Power-splitting passive optical networks (PSPONs) offer one solution to the bottleneck issue. PSPONs refer to typical access networks in which an optical line terminal (OLT) at the carrier's central office transmits traffic over one or two downstream wavelengths for broadcast to optical network units (ONUs). An ONU refers to a form of access node that converts optical signals transmitted via fiber to electrical signals that can be transmitted to individual subscribers. PSPONs address the bottleneck issue by providing greater bandwidth at the access network than typical access networks. For example, networks such as digital subscriber line (DSL) networks that transmit traffic over copper telephone wires typically transmit at a rate between approximately 144 kilobits per second (KB/s) and 1.5 megabits per second (MB/s).

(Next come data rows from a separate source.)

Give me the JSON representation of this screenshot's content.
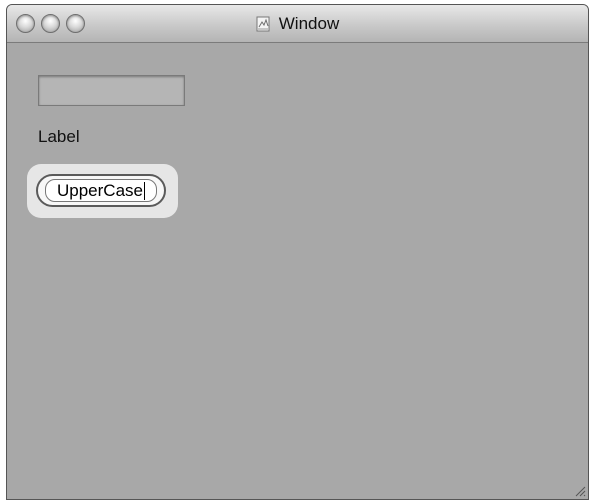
{
  "window": {
    "title": "Window",
    "title_icon": "document-icon"
  },
  "titlebar_buttons": [
    {
      "name": "close",
      "icon": "close-icon"
    },
    {
      "name": "minimize",
      "icon": "minimize-icon"
    },
    {
      "name": "zoom",
      "icon": "zoom-icon"
    }
  ],
  "form": {
    "text_field_value": "",
    "label_text": "Label",
    "rounded_field_value": "UpperCase"
  },
  "colors": {
    "window_background": "#a8a8a8",
    "focus_halo": "#e6e6e6"
  }
}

Conversely, Broadband PONs (BPONs), which are example PSPONs, are currently being deployed to provide hundreds of megabits per second capacity shared by thirty-two users. Gigabit PONs (GPONs), another example of a PSPON, typically operate at speeds of up to 2.5 gigabits per second (GB/s) by using more powerful transmitters, providing even greater bandwidth. Other PSPONs include, for example, asynchronous transfer mode PONs (APONs) and gigabit Ethernet PONs (GEPONs).

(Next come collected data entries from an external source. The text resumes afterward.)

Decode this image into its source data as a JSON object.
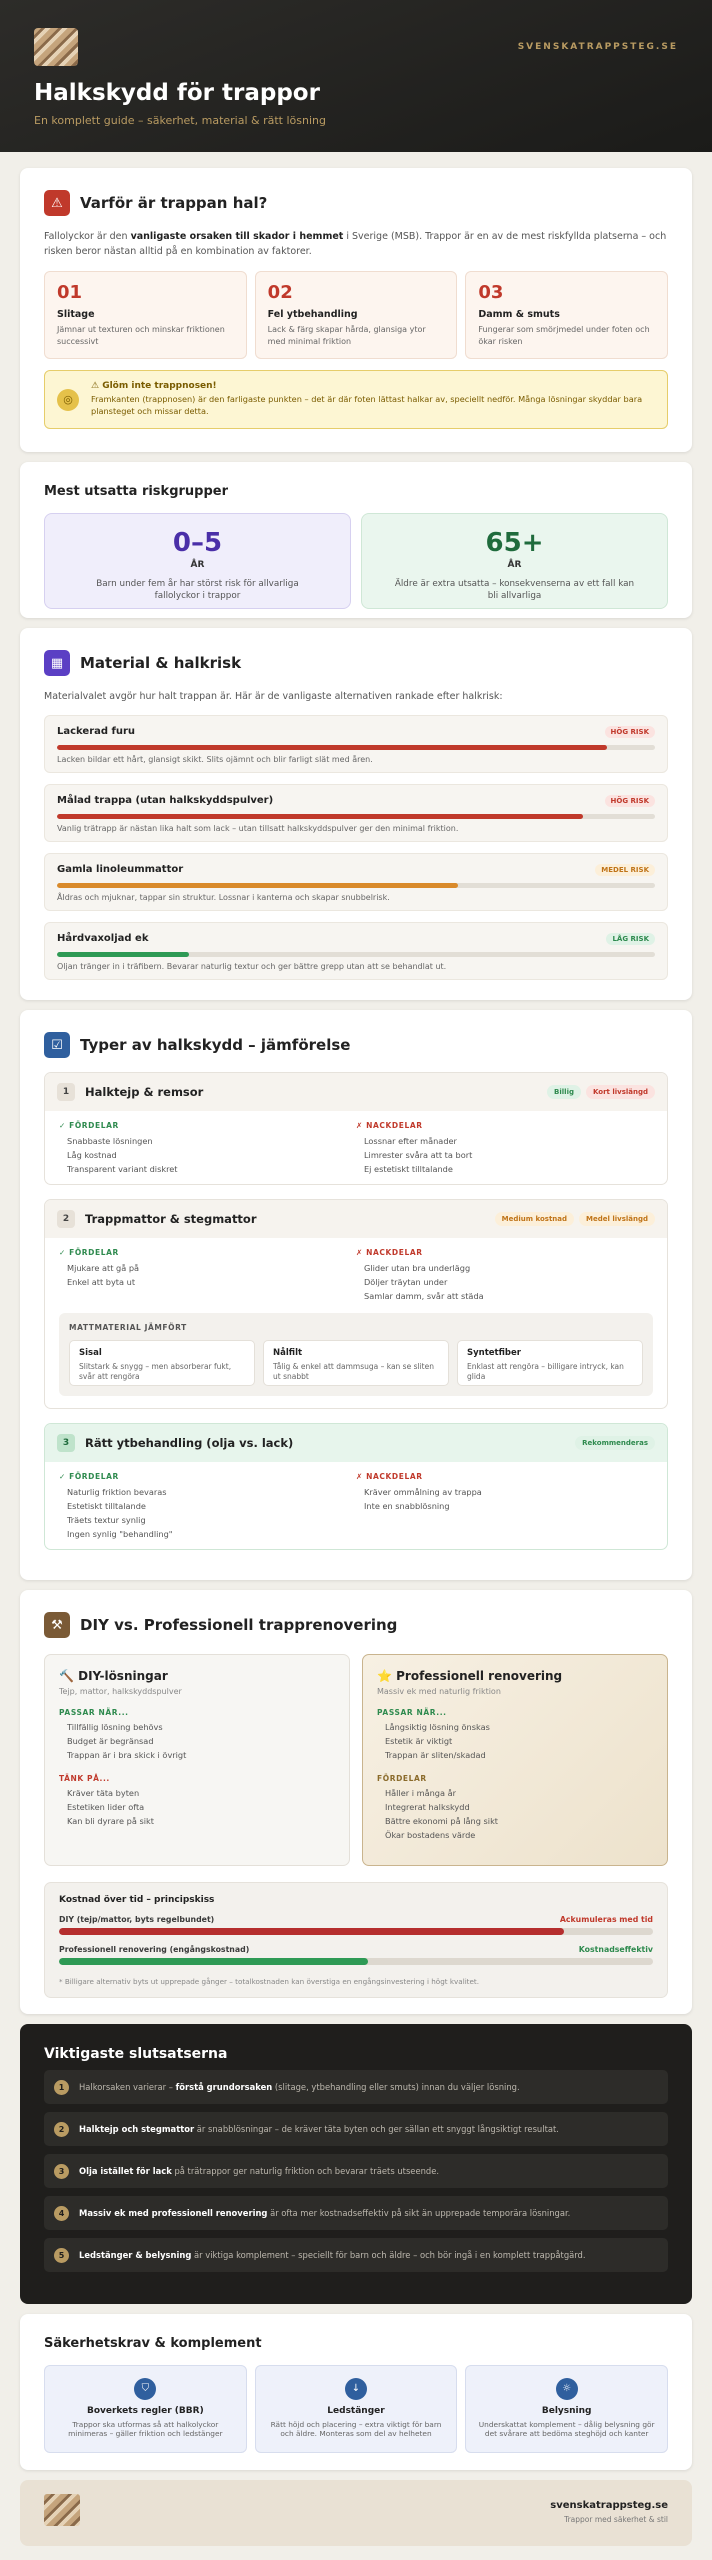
{
  "header": {
    "brand": "SVENSKATRAPPSTEG.SE",
    "title": "Halkskydd för trappor",
    "subtitle": "En komplett guide – säkerhet, material & rätt lösning"
  },
  "why": {
    "icon": "warning-icon",
    "title": "Varför är trappan hal?",
    "intro_a": "Fallolyckor är den ",
    "intro_b": "vanligaste orsaken till skador i hemmet",
    "intro_c": " i Sverige (MSB). Trappor är en av de mest riskfyllda platserna – och risken beror nästan alltid på en kombination av faktorer.",
    "causes": [
      {
        "n": "01",
        "h": "Slitage",
        "t": "Jämnar ut texturen och minskar friktionen successivt"
      },
      {
        "n": "02",
        "h": "Fel ytbehandling",
        "t": "Lack & färg skapar hårda, glansiga ytor med minimal friktion"
      },
      {
        "n": "03",
        "h": "Damm & smuts",
        "t": "Fungerar som smörjmedel under foten och ökar risken"
      }
    ],
    "tip_icon": "target-icon",
    "tip_title": "⚠ Glöm inte trappnosen!",
    "tip_text": "Framkanten (trappnosen) är den farligaste punkten – det är där foten lättast halkar av, speciellt nedför. Många lösningar skyddar bara plansteget och missar detta."
  },
  "groups": {
    "title": "Mest utsatta riskgrupper",
    "items": [
      {
        "big": "0–5",
        "unit": "ÅR",
        "t": "Barn under fem år har störst risk för allvarliga fallolyckor i trappor",
        "color": "#4a2fa8",
        "bg": "#f0eefb",
        "border": "#d6d0f0"
      },
      {
        "big": "65+",
        "unit": "ÅR",
        "t": "Äldre är extra utsatta – konsekvenserna av ett fall kan bli allvarliga",
        "color": "#1f6b3c",
        "bg": "#eaf6ee",
        "border": "#cfe7d6"
      }
    ]
  },
  "material": {
    "icon": "layout-icon",
    "title": "Material & halkrisk",
    "intro": "Materialvalet avgör hur halt trappan är. Här är de vanligaste alternativen rankade efter halkrisk:",
    "items": [
      {
        "h": "Lackerad furu",
        "badge": "HÖG RISK",
        "level": 0.92,
        "color": "#c0392b",
        "bbg": "#fbe3e0",
        "bfg": "#c0392b",
        "t": "Lacken bildar ett hårt, glansigt skikt. Slits ojämnt och blir farligt slät med åren."
      },
      {
        "h": "Målad trappa (utan halkskyddspulver)",
        "badge": "HÖG RISK",
        "level": 0.88,
        "color": "#c0392b",
        "bbg": "#fbe3e0",
        "bfg": "#c0392b",
        "t": "Vanlig trätrapp är nästan lika halt som lack – utan tillsatt halkskyddspulver ger den minimal friktion."
      },
      {
        "h": "Gamla linoleummattor",
        "badge": "MEDEL RISK",
        "level": 0.67,
        "color": "#d98a2b",
        "bbg": "#fcefd9",
        "bfg": "#c07418",
        "t": "Åldras och mjuknar, tappar sin struktur. Lossnar i kanterna och skapar snubbelrisk."
      },
      {
        "h": "Hårdvaxoljad ek",
        "badge": "LÅG RISK",
        "level": 0.22,
        "color": "#2e9a55",
        "bbg": "#dff2e6",
        "bfg": "#2e8a4e",
        "t": "Oljan tränger in i träfibern. Bevarar naturlig textur och ger bättre grepp utan att se behandlat ut."
      }
    ]
  },
  "types": {
    "icon": "checkbox-icon",
    "title": "Typer av halkskydd – jämförelse",
    "pros_label": "✓ FÖRDELAR",
    "cons_label": "✗ NACKDELAR",
    "items": [
      {
        "n": "1",
        "h": "Halktejp & remsor",
        "tags": [
          {
            "t": "Billig",
            "bg": "#dff2e6",
            "fg": "#2e8a4e"
          },
          {
            "t": "Kort livslängd",
            "bg": "#fbe3e0",
            "fg": "#c0392b"
          }
        ],
        "pros": [
          "Snabbaste lösningen",
          "Låg kostnad",
          "Transparent variant diskret"
        ],
        "cons": [
          "Lossnar efter månader",
          "Limrester svåra att ta bort",
          "Ej estetiskt tilltalande"
        ]
      },
      {
        "n": "2",
        "h": "Trappmattor & stegmattor",
        "tags": [
          {
            "t": "Medium kostnad",
            "bg": "#fcefd9",
            "fg": "#c07418"
          },
          {
            "t": "Medel livslängd",
            "bg": "#fcefd9",
            "fg": "#c07418"
          }
        ],
        "pros": [
          "Mjukare att gå på",
          "Enkel att byta ut"
        ],
        "cons": [
          "Glider utan bra underlägg",
          "Döljer träytan under",
          "Samlar damm, svår att städa"
        ]
      },
      {
        "n": "3",
        "h": "Rätt ytbehandling (olja vs. lack)",
        "tags": [
          {
            "t": "Rekommenderas",
            "bg": "#dff2e6",
            "fg": "#2e8a4e"
          }
        ],
        "pros": [
          "Naturlig friktion bevaras",
          "Estetiskt tilltalande",
          "Träets textur synlig",
          "Ingen synlig \"behandling\""
        ],
        "cons": [
          "Kräver ommålning av trappa",
          "Inte en snabblösning"
        ]
      }
    ],
    "mat_title": "MATTMATERIAL JÄMFÖRT",
    "mats": [
      {
        "h": "Sisal",
        "t": "Slitstark & snygg – men absorberar fukt, svår att rengöra"
      },
      {
        "h": "Nålfilt",
        "t": "Tålig & enkel att dammsuga – kan se sliten ut snabbt"
      },
      {
        "h": "Syntetfiber",
        "t": "Enklast att rengöra – billigare intryck, kan glida"
      }
    ]
  },
  "diy": {
    "icon": "hammer-icon",
    "title": "DIY vs. Professionell trapprenovering",
    "a": {
      "h": "🔨 DIY-lösningar",
      "s": "Tejp, mattor, halkskyddspulver",
      "l1": "PASSAR NÄR...",
      "i1": [
        "Tillfällig lösning behövs",
        "Budget är begränsad",
        "Trappan är i bra skick i övrigt"
      ],
      "l2": "TÄNK PÅ...",
      "i2": [
        "Kräver täta byten",
        "Estetiken lider ofta",
        "Kan bli dyrare på sikt"
      ]
    },
    "b": {
      "h": "⭐ Professionell renovering",
      "s": "Massiv ek med naturlig friktion",
      "l1": "PASSAR NÄR...",
      "i1": [
        "Långsiktig lösning önskas",
        "Estetik är viktigt",
        "Trappan är sliten/skadad"
      ],
      "l2": "FÖRDELAR",
      "i2": [
        "Håller i många år",
        "Integrerat halkskydd",
        "Bättre ekonomi på lång sikt",
        "Ökar bostadens värde"
      ]
    },
    "cost_title": "Kostnad över tid – principskiss",
    "costs": [
      {
        "l": "DIY (tejp/mattor, byts regelbundet)",
        "r": "Ackumuleras med tid",
        "level": 0.85,
        "color": "#b52e2e",
        "fg": "#c0392b"
      },
      {
        "l": "Professionell renovering (engångskostnad)",
        "r": "Kostnadseffektiv",
        "level": 0.52,
        "color": "#2e9a55",
        "fg": "#2e8a4e"
      }
    ],
    "cost_note": "* Billigare alternativ byts ut upprepade gånger – totalkostnaden kan överstiga en engångsinvestering i högt kvalitet."
  },
  "conclusions": {
    "title": "Viktigaste slutsatserna",
    "items": [
      {
        "n": "1",
        "a": "Halkorsaken varierar – ",
        "b": "förstå grundorsaken",
        "c": " (slitage, ytbehandling eller smuts) innan du väljer lösning."
      },
      {
        "n": "2",
        "a": "",
        "b": "Halktejp och stegmattor",
        "c": " är snabblösningar – de kräver täta byten och ger sällan ett snyggt långsiktigt resultat."
      },
      {
        "n": "3",
        "a": "",
        "b": "Olja istället för lack",
        "c": " på trätrappor ger naturlig friktion och bevarar träets utseende."
      },
      {
        "n": "4",
        "a": "",
        "b": "Massiv ek med professionell renovering",
        "c": " är ofta mer kostnadseffektiv på sikt än upprepade temporära lösningar."
      },
      {
        "n": "5",
        "a": "",
        "b": "Ledstänger & belysning",
        "c": " är viktiga komplement – speciellt för barn och äldre – och bör ingå i en komplett trappåtgärd."
      }
    ]
  },
  "safety": {
    "title": "Säkerhetskrav & komplement",
    "items": [
      {
        "icon": "shield-icon",
        "h": "Boverkets regler (BBR)",
        "t": "Trappor ska utformas så att halkolyckor minimeras – gäller friktion och ledstänger"
      },
      {
        "icon": "arrow-down-icon",
        "h": "Ledstänger",
        "t": "Rätt höjd och placering – extra viktigt för barn och äldre. Monteras som del av helheten"
      },
      {
        "icon": "light-icon",
        "h": "Belysning",
        "t": "Underskattat komplement – dålig belysning gör det svårare att bedöma steghöjd och kanter"
      }
    ]
  },
  "footer": {
    "name": "svenskatrappsteg.se",
    "tagline": "Trappor med säkerhet & stil"
  }
}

Although PSPONs may offer much greater bandwidth than typical access networks such as DSL networks, bandwidth requirements are projected to exceed even the increased capacity offered by typical PSPONs. For example, some streaming video and online gaming applications presently require bit rates of approximately one to ten MB/s, and some IP high definition television and video-on-demand systems presently require bit rates of approximately twenty MB/s. Future demands for bandwidth are projected to be even greater. Thus, a need exists for an access network that provides even greater bandwidth.
Another solution to the present bottlenecking issue that would also satisfy demand for bandwidth for many years to come is using wavelength division multiplexing passive optical networks (WDMPONs). These networks comprise access networks in which each ONU receives and transmits traffic over a dedicated downstream and upstream wavelength, respectively. By transmitting traffic over dedicated wavelengths, WDMPONs dramatically increase network capacity over existing networks (including typical PSPONs). However, WDMPONs tend to be very expensive compared to PSPONs, the technological risks of deployment of WDMPONs are very high, and WDMPONs provide much more bandwidth than is presently demanded.